Just as the HADOPI law presents the façade of judical review, the recent decision in Doe v. Holder means that judges are unlikely to lift the gag orders that the government imposes on subpoenaed ISPs. Double trouble.

The government can print its own backstage passes (National Security Letters) that allow it to demand information from ISPs without the obstacle of a warrant. Or even public controversy for that matter, because ISP’s aren’t even allowed to disclose the fact that the government made a request.

Now constitutional alarm bells should be ringing: the government can potentially violate your privacy AND the First Amendment rights of individuals working for your ISP. Wait, it gets better.

At first, the government was able to justify these secret requests merely by stating that the information related to a) an ongoing criminal investigation, b) interference with diplomatic relation, or 3) danger to the life or physical safety of any person. Wow, that must be a hard standard to meet. The Court of Appeals for the Second Circuit attempted to narrow the scope of NSLs in Doe v. MukaseySorta.  Instead of limiting the issuing of NSLs through judicial review ex-post, the court decided to place the onus on ISPs to challenge the requests in a timely manner:

The government could inform each NSL recipient that it should give the government prompt notice, perhaps within 10 days, in the event that the recipient wished to contest the nondisclosure requirement. Upon receipt of such notice, the government could be accorded a limited time, perhaps 30 says, to initiate a judicial review to maintain the nondisclosure requirement, and the proceeding would have to be concluded within a prescribed time, perhaps 60 days.

Only then would the FBI have to certify that the disclosure of the request “may result in an enumerated harm that is related to an authorized investigation to protect against international terrorism or clandestine intelligence activities.”

This offers little comfort because out of thousands of requests, only three challenges appear to have been registered. But what about the brave little ISP that does decide to protect its right to speak and its customers’ right to privacy? Well, in that case, the judge will just take the FBI’s word that the NSL was necessary. Indeed, that is what occurred in Doe v. Holder, where Federal District Judge Marrero determined the NSL was A OK after he met with government lawyers in closed chambers.

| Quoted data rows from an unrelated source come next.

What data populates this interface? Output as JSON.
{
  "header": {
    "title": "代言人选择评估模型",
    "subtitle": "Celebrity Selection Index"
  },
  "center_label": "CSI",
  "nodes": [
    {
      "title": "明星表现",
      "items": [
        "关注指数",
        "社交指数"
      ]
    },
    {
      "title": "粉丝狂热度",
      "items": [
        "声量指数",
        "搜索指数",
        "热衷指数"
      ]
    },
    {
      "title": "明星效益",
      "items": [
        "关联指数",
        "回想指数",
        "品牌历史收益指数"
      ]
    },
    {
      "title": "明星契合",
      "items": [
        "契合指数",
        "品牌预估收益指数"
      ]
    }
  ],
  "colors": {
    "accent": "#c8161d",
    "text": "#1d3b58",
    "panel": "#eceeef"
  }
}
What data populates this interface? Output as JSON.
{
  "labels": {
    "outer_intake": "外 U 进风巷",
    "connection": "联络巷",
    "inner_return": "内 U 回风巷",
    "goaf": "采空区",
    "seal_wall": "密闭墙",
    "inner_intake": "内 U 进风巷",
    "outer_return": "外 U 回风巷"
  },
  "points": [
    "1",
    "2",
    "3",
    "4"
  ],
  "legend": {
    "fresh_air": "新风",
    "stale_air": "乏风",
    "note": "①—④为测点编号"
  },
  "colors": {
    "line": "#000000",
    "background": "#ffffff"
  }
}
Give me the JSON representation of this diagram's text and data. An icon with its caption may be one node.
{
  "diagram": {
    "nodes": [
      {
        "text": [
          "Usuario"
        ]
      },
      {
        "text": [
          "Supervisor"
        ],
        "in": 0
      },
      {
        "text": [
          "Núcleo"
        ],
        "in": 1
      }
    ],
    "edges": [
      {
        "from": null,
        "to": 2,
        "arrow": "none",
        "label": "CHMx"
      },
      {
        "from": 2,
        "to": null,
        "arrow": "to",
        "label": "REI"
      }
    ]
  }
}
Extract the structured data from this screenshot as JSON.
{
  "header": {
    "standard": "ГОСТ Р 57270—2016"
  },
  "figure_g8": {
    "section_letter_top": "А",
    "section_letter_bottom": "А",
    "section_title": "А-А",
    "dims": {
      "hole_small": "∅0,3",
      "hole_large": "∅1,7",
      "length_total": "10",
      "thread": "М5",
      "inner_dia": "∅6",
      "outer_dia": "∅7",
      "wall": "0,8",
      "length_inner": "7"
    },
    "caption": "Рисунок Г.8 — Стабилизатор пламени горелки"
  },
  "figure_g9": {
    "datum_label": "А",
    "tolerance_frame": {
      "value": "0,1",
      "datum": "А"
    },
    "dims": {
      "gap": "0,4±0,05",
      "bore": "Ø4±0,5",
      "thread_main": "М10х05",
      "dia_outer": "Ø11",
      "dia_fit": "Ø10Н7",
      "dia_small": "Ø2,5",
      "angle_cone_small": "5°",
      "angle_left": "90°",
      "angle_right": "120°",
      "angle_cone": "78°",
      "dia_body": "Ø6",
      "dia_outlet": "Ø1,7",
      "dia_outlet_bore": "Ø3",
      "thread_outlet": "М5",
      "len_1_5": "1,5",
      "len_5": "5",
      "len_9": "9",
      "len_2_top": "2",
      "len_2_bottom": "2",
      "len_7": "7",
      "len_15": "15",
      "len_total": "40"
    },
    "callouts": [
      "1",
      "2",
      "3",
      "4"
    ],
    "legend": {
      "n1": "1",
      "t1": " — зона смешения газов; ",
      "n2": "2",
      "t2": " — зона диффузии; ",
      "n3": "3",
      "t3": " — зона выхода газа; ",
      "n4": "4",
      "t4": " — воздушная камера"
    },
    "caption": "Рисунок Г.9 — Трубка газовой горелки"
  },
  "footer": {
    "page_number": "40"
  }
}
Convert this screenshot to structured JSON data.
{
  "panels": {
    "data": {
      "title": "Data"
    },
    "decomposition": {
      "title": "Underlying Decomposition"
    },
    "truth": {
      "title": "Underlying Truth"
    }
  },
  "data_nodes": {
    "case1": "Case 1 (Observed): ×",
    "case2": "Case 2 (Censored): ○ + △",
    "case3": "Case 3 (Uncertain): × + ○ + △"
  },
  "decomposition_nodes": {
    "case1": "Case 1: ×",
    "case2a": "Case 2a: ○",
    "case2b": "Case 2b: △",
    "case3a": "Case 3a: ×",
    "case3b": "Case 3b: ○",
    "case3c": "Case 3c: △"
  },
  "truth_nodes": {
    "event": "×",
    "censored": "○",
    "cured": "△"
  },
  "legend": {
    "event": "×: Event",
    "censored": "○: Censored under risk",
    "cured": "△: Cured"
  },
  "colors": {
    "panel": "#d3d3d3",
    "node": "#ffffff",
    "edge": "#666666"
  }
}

Wow, I feel safer already. I mean its not as if there is a long track record of improper surveillance. Right? . . .  right? And surely the government has never deliberately misled the court or hidden behind the state secrets doctrine

So at the end of the day we could possibly adopt a system that allows ISPs to terminate users with little judicial oversight. And we already have a system in place that allows the government to pry into my online life AND to gag the only party that could alert me to this violation, even if this party actually respects (and goes to bat for) my privacy rights? Well played everyone, well played.

(Andrew Moshirnia is a second-year law student at Harvard Law School. He is close to earning a secret, all-expenses-paid trip to Cuba.)